Kes – Review – Leeds Playhouse Pop-up Theatre
By Eve Luddington, January 2019
First came the book, A Kestrel for a Knave by Barry Hines (1968), then the film directed by Ken Loach (1969). Both are modern classics, still widely available. Surely almost everyone’s read or seen a version of Kes, especially if they live in Yorkshire.
So, when Leeds Playhouse presented a stage adaptation by Robert Alan Evans in 2016, I wondered why, and whether it would work. Directed by Amy Leach, I remember it as a small theatrical miracle with an authentic Yorkshire flavour. I jumped at the chance to see the same production, remounted by Martin Leonard, this month. I couldn’t experience again my initial surprise and delight at Evans’s imaginative adaptation, but I anticipated an excellent evening’s entertainment. It certainly retains the seamlessly episodic, fast pace of the original production.
“Direct and moving”
Evans’ tight script captures the essence of Kes as I remember the film and book; honest, direct and moving. It makes the audience work hard to be part of the experience, and that’s no bad thing. There are just two actors, and the bird is imagined.

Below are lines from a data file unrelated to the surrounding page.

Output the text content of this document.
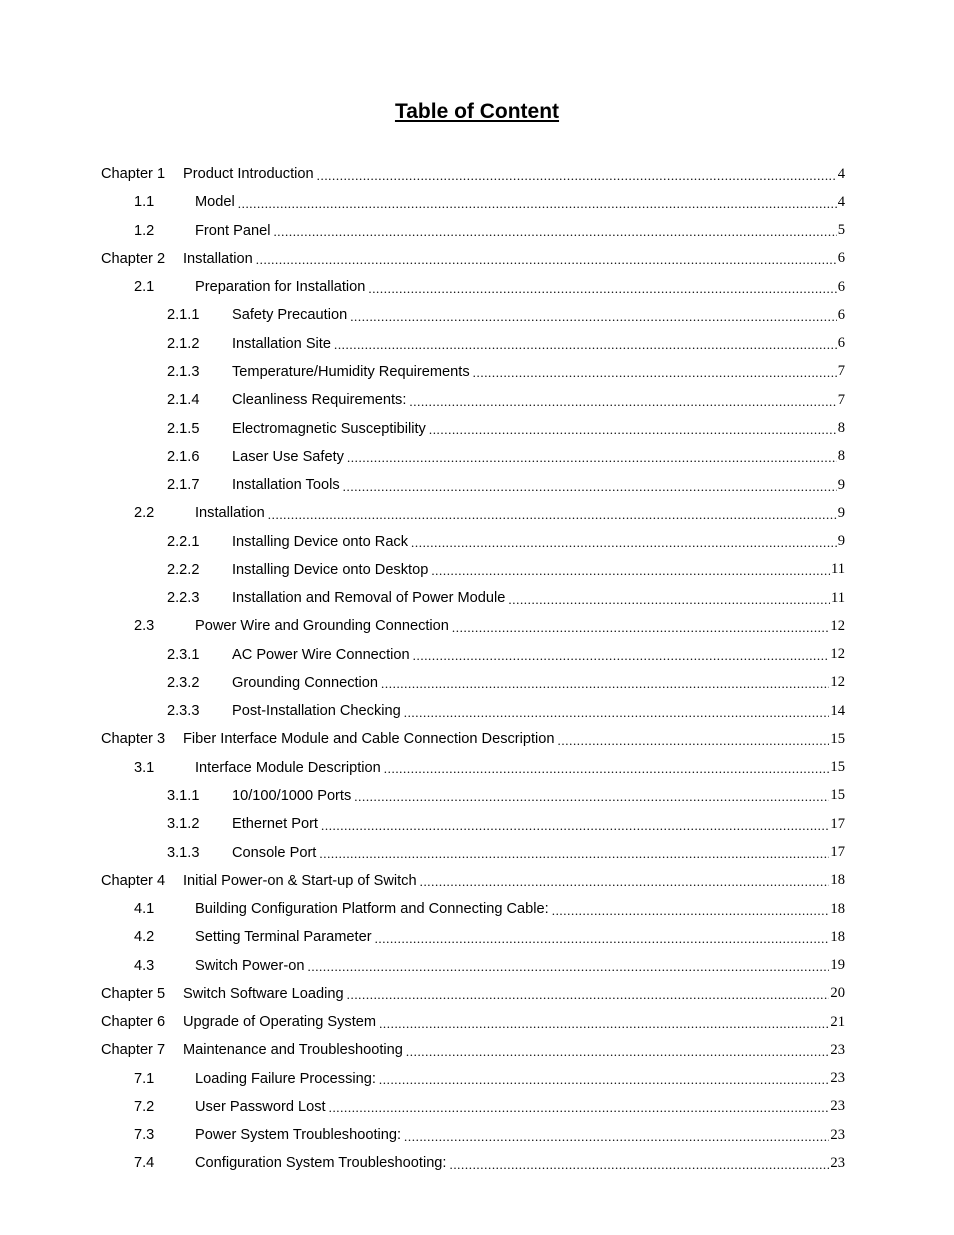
Table of Content
Chapter 1	Product Introduction .....	4
1.1	Model .....	4
1.2	Front Panel .....	5
Chapter 2	Installation .....	6
2.1	Preparation for Installation .....	6
2.1.1	Safety Precaution .....	6
2.1.2	Installation Site .....	6
2.1.3	Temperature/Humidity Requirements .....	7
2.1.4	Cleanliness Requirements: .....	7
2.1.5	Electromagnetic Susceptibility .....	8
2.1.6	Laser Use Safety .....	8
2.1.7	Installation Tools .....	9
2.2	Installation .....	9
2.2.1	Installing Device onto Rack .....	9
2.2.2	Installing Device onto Desktop .....	11
2.2.3	Installation and Removal of Power Module .....	11
2.3	Power Wire and Grounding Connection .....	12
2.3.1	AC Power Wire Connection .....	12
2.3.2	Grounding Connection .....	12
2.3.3	Post-Installation Checking .....	14
Chapter 3	Fiber Interface Module and Cable Connection Description .....	15
3.1	Interface Module Description .....	15
3.1.1	10/100/1000 Ports .....	15
3.1.2	Ethernet Port .....	17
3.1.3	Console Port .....	17
Chapter 4	Initial Power-on & Start-up of Switch .....	18
4.1	Building Configuration Platform and Connecting Cable: .....	18
4.2	Setting Terminal Parameter .....	18
4.3	Switch Power-on .....	19
Chapter 5	Switch Software Loading .....	20
Chapter 6	Upgrade of Operating System .....	21
Chapter 7	Maintenance and Troubleshooting .....	23
7.1	Loading Failure Processing: .....	23
7.2	User Password Lost .....	23
7.3	Power System Troubleshooting: .....	23
7.4	Configuration System Troubleshooting: .....	23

On a set dominated by a wall of chairs, artfully designed by Max Johns to look chaotic and rather perilous, a disturbed, middle-aged Billy Casper finds his old falconer’s glove and slips it on, reviving memories of the most important time in his life. Together, the man and the ghost of his childhood relive 15 year-old Billy’s brief escape from his everyday miserable existence – as he takes a young kestrel and learns to train it.
One of the most significant moments in this production is when both Billys climb up the perilous ‘hill’ of chairs to get a bird’s eye view of their mining town. They know it’s a dismal place but for now, they’re above it all and free, tasting fresh air. It resonates when the young lad, awed by the flight of a kestrel, is gripped by the desire to train it. I understood his need. A few more such moments of relief from the furious pace of this performance would have helped me to savour even more the exhilaration and sorrows of Billy’s journey.
Lucas Button is the 15 year-old South Yorkshire lad, Billy Casper. When I say he ‘is’ Billy, I mean it. He looks pale, malnourished, uncared for. His guarded but still innocent eyes tell the story of his youth so far – neglected by his promiscuous mum, bullied by his older brother and crushed by most of his teachers. His first faltering attempts to ‘swing the lure’ for the bird he calls Kes are totally believable; the sparkling eyes in his pale face when he masters the swing, joyous. The sad climax of his time with the wild bird is poignant. We identify with his spiritual journey – even if ‘uz Yorkshire fowlk’ aren’t totally convinced by his South Yorkshire accent.
Jack Lord reprises his 2016 role as the older Billy, and all the characters that still haunt him. It’s a mammoth challenge for an actor to transform from mother to brother to shopkeeper in the blink of an eye, without so much as a pinnie to help him. Lord is most effective as the older Billy, a timeworn, rather haggard man who can nevertheless laugh at himself at 15. He and Button neatly echo each other’s gestures and have great rapport. His ‘mother’ is a delight, too. More changes in mannerism and vocal range might have added to the fun of character transformation but each character was distinct enough.
Both actors clamber over Max Johns’ set to good effect; be they climbing hills, chasing one another or fleeing some everyday trauma. But while the wall of chairs cleverly symbolises the obstacles in Billy’s life, it restricts the depth of the Pop-up’s acting area – which is already shallow. So, despite Button’s outstanding acting, I never quite felt with young Billy the sense of space and freedom that releases him spiritually as he watches Kes glide and flutter and swoop, the sense that there’s a different world out there even if the barriers to it are enormous – and I never ‘saw’ the bird as I did in the original production. Much as I enjoyed this remodelled Kes, it didn’t take me to the highs or lows I remember from 2016.